BUILD ON WHAT YOU HAVE
You didn’t get this far with nothing. While you were on the stale carrot treadmill, you picked up a lot of skills, insight, and experience. Look at what you have and then look at what you want. See what transfers beyond the obvious. This isn’t merely about software knowledge or resume keyword buzz jargon. This is about genuinely transferable human skill. Do you sell in your current job? Are you a project manager? Did you have supervisory experience? Though the world appears fairly compartmentalized, many organizations operate similarly. What may appear to be industry-specific experience can be geared toward new roles in different fields.
COMMIT
Whether you devote every waking second or a handful of hours to getting that slice of pizza, you must commit to doing it regularly. Everyone has different life responsibilities, but to make a shift, you have to keep your eye on the ball. It’s easy to conceptualize making a drastic move, but when it comes down to doing the work, it can be overwhelming. Change is not for the faint of heart. Curling up in your old office chair and determining to make changes tomorrow is much easier than putting in the effort today. It will take time. Some things happen quickly. Some things take years. Yes, years. There may be additional education involved. There may be relocation involved. Stay focused and vigilant about assessing your choices. Adjust them. Realign as you learn, but remain committed to matching your external world with your internal desires.

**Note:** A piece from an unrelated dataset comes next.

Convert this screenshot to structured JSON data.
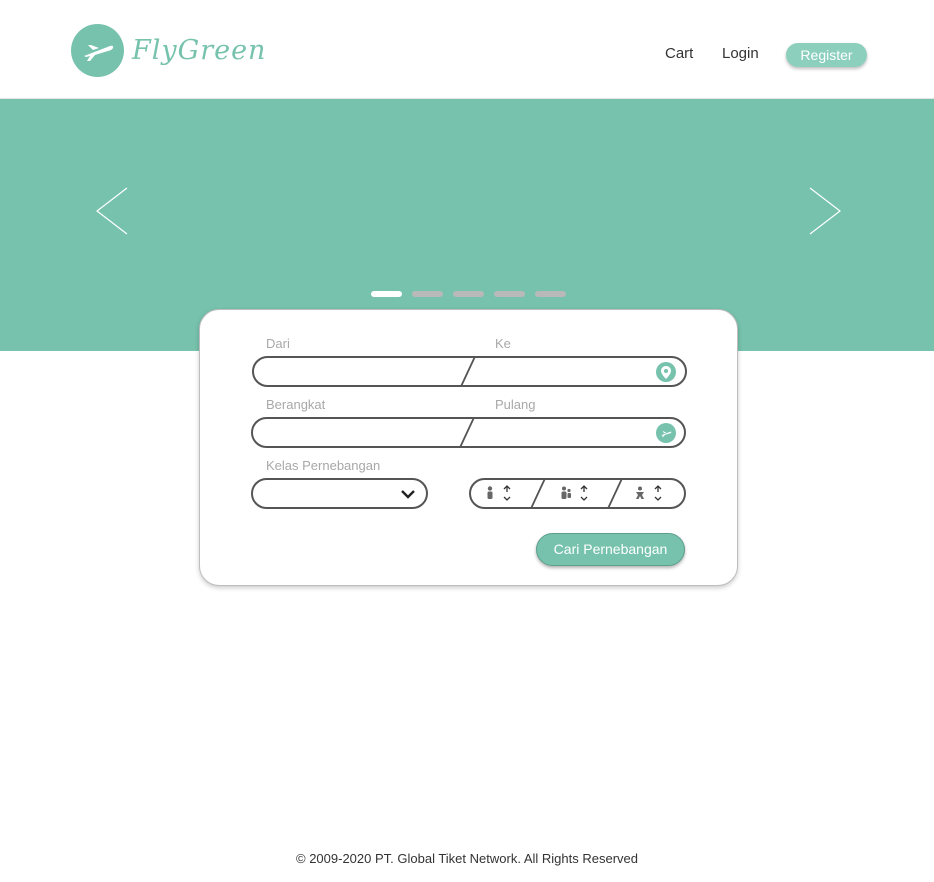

GET COMFORTABLE BEING UNCOMFORTABLE
Growth isn't easy. We often witness the end results of incredible growth, but we rarely see true light blasted on the blood, sweat, and tears that accompany grand leaps of awesome. If growth felt pleasant, the world would be populated with healthy, happy people. There is comfort in familiarity. The stale carrot treadmill is familiar. We look around and many of our friends wave from their treadmills as they grasp at their stale carrots. Entire films and books are written about such things. It’s the story we tell ourselves, and misery loves company. Growth, however, loves the uncomfortable. Spread your wings. It takes patience, perseverance, and time, but you can have your proverbial pizza. Know that with every uncomfortable experience you encounter, you're learning, expanding, and getting closer to a career that doesn't mirror stale cliches.
P.S. Real carrots and treadmills are good for you.